Mit Widerspruchsbescheid vom 3. Juli 2017 wurde der Widerspruch zurückgewiesen, dagegen erhob die Vormündin am 19. Juli 2017 Klage beim Verwaltungsgericht. Das Verwaltungsgericht München hat die zulässige Klage abgewiesen.
Die Klägerin könne aus dem von ihr als Vollwaise bezogenen Kindergeld nach § 1 Abs. 2 S.1 Nr.2 Alt 1 BKGG von der Beklagten nach § 92 Abs. 2 i.V.m. 93 Abs. 1 S. 3 SGB VIII herangezogen werden, da Kindergeld nach § 1 Abs.2 S. 1 Nr. 2 Alt. 1 BKGG dem gleichen Zweck diene wie die der Klägerin geleistete Jugendhilfe.

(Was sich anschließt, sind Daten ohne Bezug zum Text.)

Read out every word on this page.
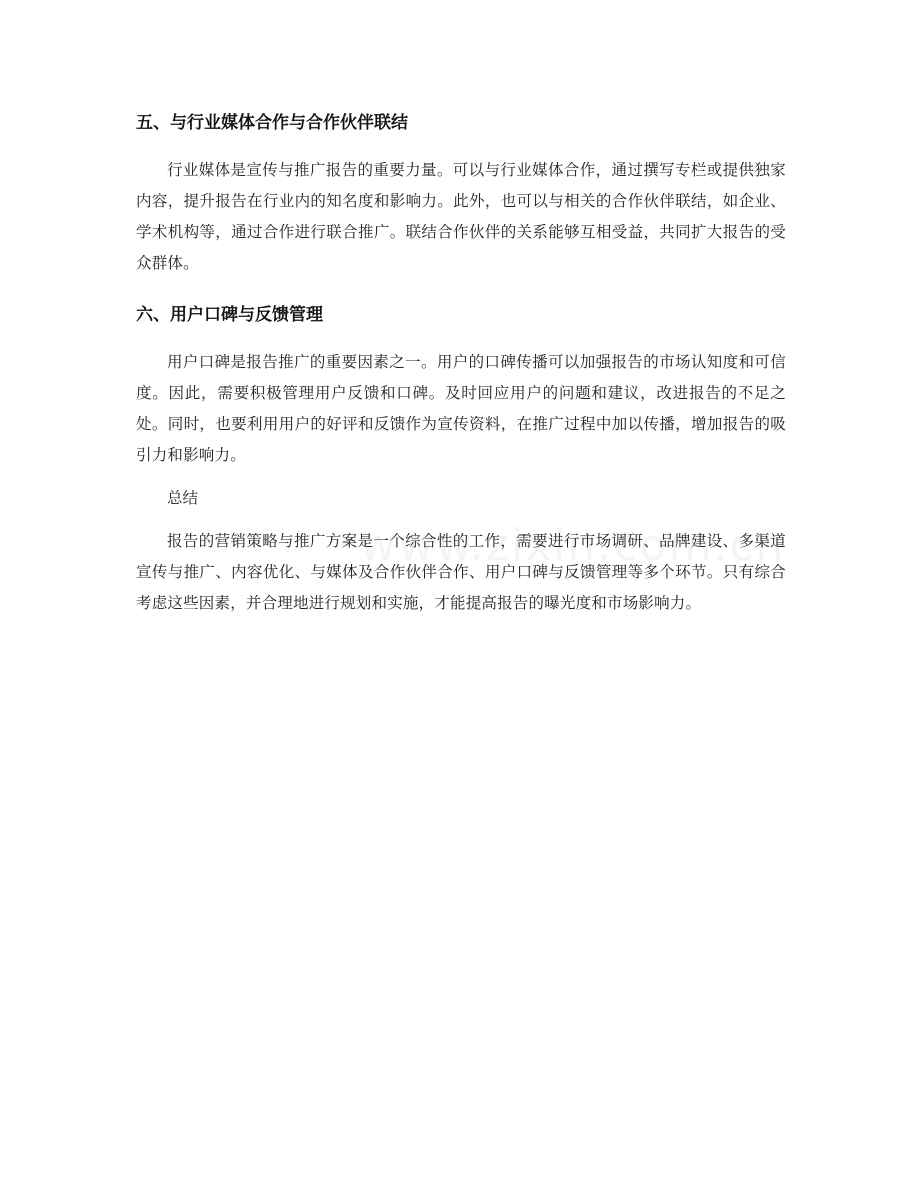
五、与行业媒体合作与合作伙伴联结

行业媒体是宣传与推广报告的重要力量。可以与行业媒体合作，通过撰写专栏或提供独家内容，提升报告在行业内的知名度和影响力。此外，也可以与相关的合作伙伴联结，如企业、学术机构等，通过合作进行联合推广。联结合作伙伴的关系能够互相受益，共同扩大报告的受众群体。

六、用户口碑与反馈管理

用户口碑是报告推广的重要因素之一。用户的口碑传播可以加强报告的市场认知度和可信度。因此，需要积极管理用户反馈和口碑。及时回应用户的问题和建议，改进报告的不足之处。同时，也要利用用户的好评和反馈作为宣传资料，在推广过程中加以传播，增加报告的吸引力和影响力。

总结

报告的营销策略与推广方案是一个综合性的工作，需要进行市场调研、品牌建设、多渠道宣传与推广、内容优化、与媒体及合作伙伴合作、用户口碑与反馈管理等多个环节。只有综合考虑这些因素，并合理地进行规划和实施，才能提高报告的曝光度和市场影响力。
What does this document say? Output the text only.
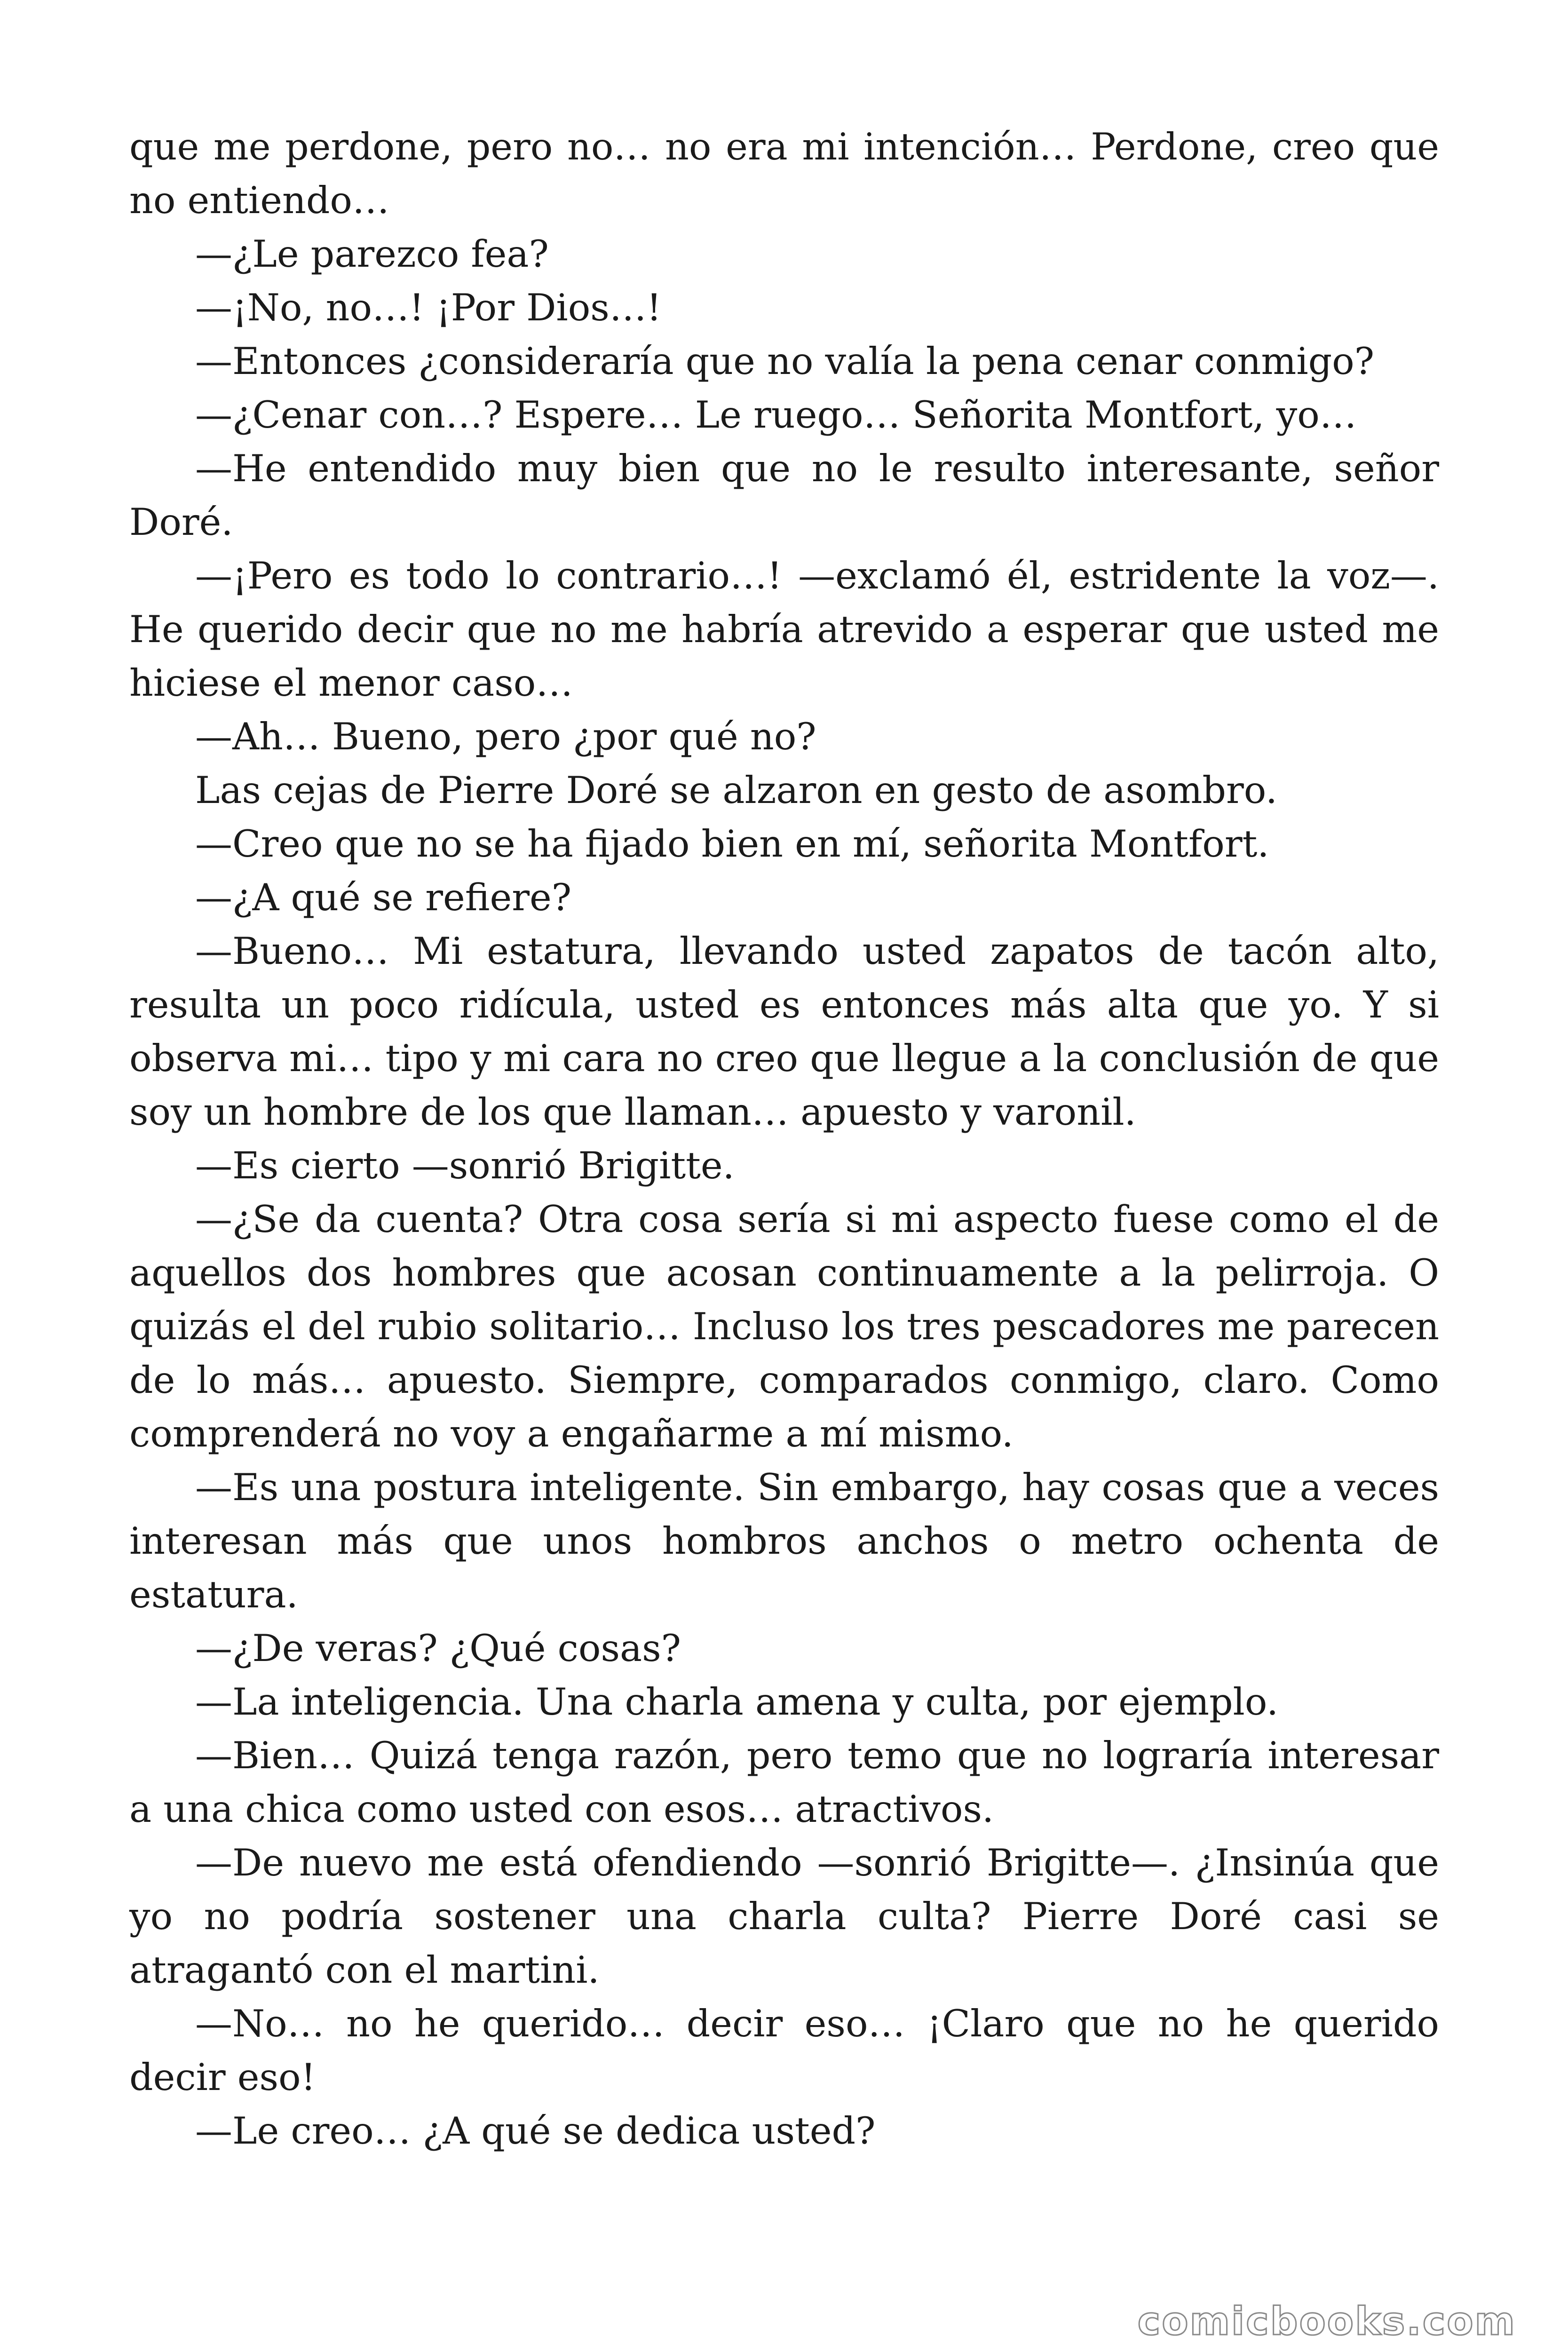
que me perdone, pero no… no era mi intención… Perdone, creo que no entiendo…

—¿Le parezco fea?

—¡No, no…! ¡Por Dios…!

—Entonces ¿consideraría que no valía la pena cenar conmigo?

—¿Cenar con…? Espere… Le ruego… Señorita Montfort, yo…

—He entendido muy bien que no le resulto interesante, señor Doré.

—¡Pero es todo lo contrario…! —exclamó él, estridente la voz—. He querido decir que no me habría atrevido a esperar que usted me hiciese el menor caso…

—Ah… Bueno, pero ¿por qué no?

Las cejas de Pierre Doré se alzaron en gesto de asombro.

—Creo que no se ha fijado bien en mí, señorita Montfort.

—¿A qué se refiere?

—Bueno… Mi estatura, llevando usted zapatos de tacón alto, resulta un poco ridícula, usted es entonces más alta que yo. Y si observa mi… tipo y mi cara no creo que llegue a la conclusión de que soy un hombre de los que llaman… apuesto y varonil.

—Es cierto —sonrió Brigitte.

—¿Se da cuenta? Otra cosa sería si mi aspecto fuese como el de aquellos dos hombres que acosan continuamente a la pelirroja. O quizás el del rubio solitario… Incluso los tres pescadores me parecen de lo más… apuesto. Siempre, comparados conmigo, claro. Como comprenderá no voy a engañarme a mí mismo.

—Es una postura inteligente. Sin embargo, hay cosas que a veces interesan más que unos hombros anchos o metro ochenta de estatura.

—¿De veras? ¿Qué cosas?

—La inteligencia. Una charla amena y culta, por ejemplo.

—Bien… Quizá tenga razón, pero temo que no lograría interesar a una chica como usted con esos… atractivos.

—De nuevo me está ofendiendo —sonrió Brigitte—. ¿Insinúa que yo no podría sostener una charla culta? Pierre Doré casi se atragantó con el martini.

—No… no he querido… decir eso… ¡Claro que no he querido decir eso!

—Le creo… ¿A qué se dedica usted?

comicbooks.com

Der Zweck dieses sozialrechtlichen Kindergeldes beschränke sich bei Vollwaisen ausschließlich auf die Unterhaltssicherung, die hier bereits durch die von der Beklagten gewährleistete Heimunterbringung geleistet werde. Dies unterscheide es auch von dem steuerrechtlichen Kindergeld, welches dem allgemeinen Zweck des Familienlastenausgleichs diene. Der Kindergeldbegriff in § 93 Abs.1 S.4 SGB VIII umfasse nicht auch das Kindergeld für Vollwaisen nach § 1 Abs. 2 BKGG.